Change (Progress) Documentation

When documenting multiple times during an extended encounter, each “progress” record should emphasize what has changed since the prior note. Progress notes are about what is new; they are not meant to be understood in isolation from the rest of the chart.

  • Good change documentation is interpretive, rather than replicative. Pertinent progress notes keep the chart lean, making it easier for other users to appreciate trends and developments.

  • Unhelpful change documentation degrades the signal-to-noise ratio of a shared health record. Clinical decision-making is hampered when important details are buried in unnecessary duplication and clutter.

Note Bloat

Connect Care contains vast amounts of patient data, together with powerful tools for inserting that data into notes. When used thoughtfully, data links can save time by drawing attention to information found elsewhere in the chart. However, when used carelessly, these same "Smart" tools can make notes difficult to read, frustrating efforts to discover what is clinically important at a particular point in a patient's journey.

For example, replicating the last 48 hours of all lab results can add more than 50 lines to a note. By contrast, commenting on the clinical significance of a few key results rarely adds more than a few lines to a progress note. Result review tools are available and can be used alongside notes when needed by readers.

Inappropriate copy-paste or copy-forward of material available elsewhere in the chart may carry-forward inaccurate or irrelevant information while further cluttering notes and obscuring clinically relevant developments.

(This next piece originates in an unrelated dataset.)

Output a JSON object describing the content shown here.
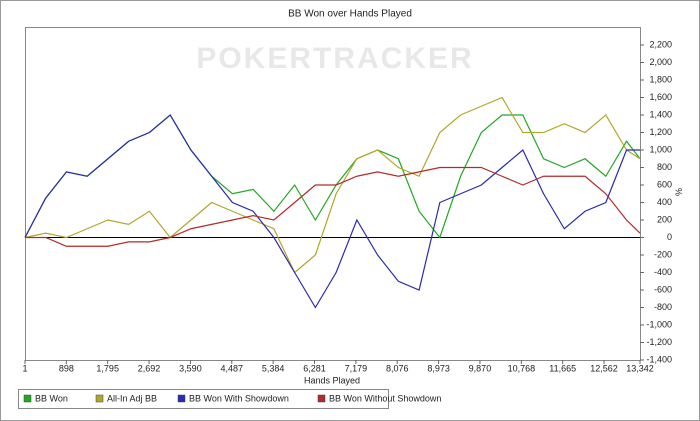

These two behaviours -- insertion of readily available chart data and copy-paste of prior documentation -- together drive much of what has become known as “note bloat”, a digital health record affliction that decreases the signal-to-noise ratio of clinical documentation.

Good documentation habits can reduce note bloat while increasing the clinical value of the digital health record:

Note Focus

Alberta Health Services' clinical documentation strategy promotes change documents that succinctly highlight what is changed, significant, abnormal, trending, exceptional or unexpected by comparison to the last summative note.

Users are expected to ensure that change notes:

  • only include what is clinically significant;

  • are not redundant (replicating information easily reviewed elsewhere in the digital chart);

  • are not duplicative (replicating observations already recorded in prior change notes);

  • are organized in a way that brings the most important information to first attention (the top) and uses collapsible sections to expose additional details only should the reader require them;

    • use APSO sectioning (Assessment, Plan, Subjective [collapsible], Objective [collapsible]);

  • are formatted in a way that is easy to read;

  • emphasize text over tables (e.g., abnormal results or observations) consistently; and

  • are efficient and digestible.

Where documentation by exception is appropriate, indicate lack of change with indicators like “no adverse change” or “within normal limits”.

Note Links

Progress notes can refer to prior notes (being specific about the note type, service and date; e.g., "see GIM Consult from 2021-09-20"). Even better is the ability to create an automated link to the prior documentation that will allow users to quickly see it in context.

Note Templates

Basic and advanced progress note templates are available to users, with simple SideBar links that open the best editor to the best template with just one click. These templates adhere to provincial standards for progress note formatting. They make use of chart links and data insertions that are prescriber-friendly, prose-ready and standards-compliant (e.g., medication sig and date formats). The basic variants work for most workflows and can automatically adjust themselves to the provider's specialty and patient's problems. The advanced templates work best for users who have adopted problem oriented charting.

  • Use "core progress" as search terms to find basic progress note SmartText templates, or

  • Use "poc progress" (".pocprogress") as search terms to find advanced progress note SmartText or SmartPhrase templates.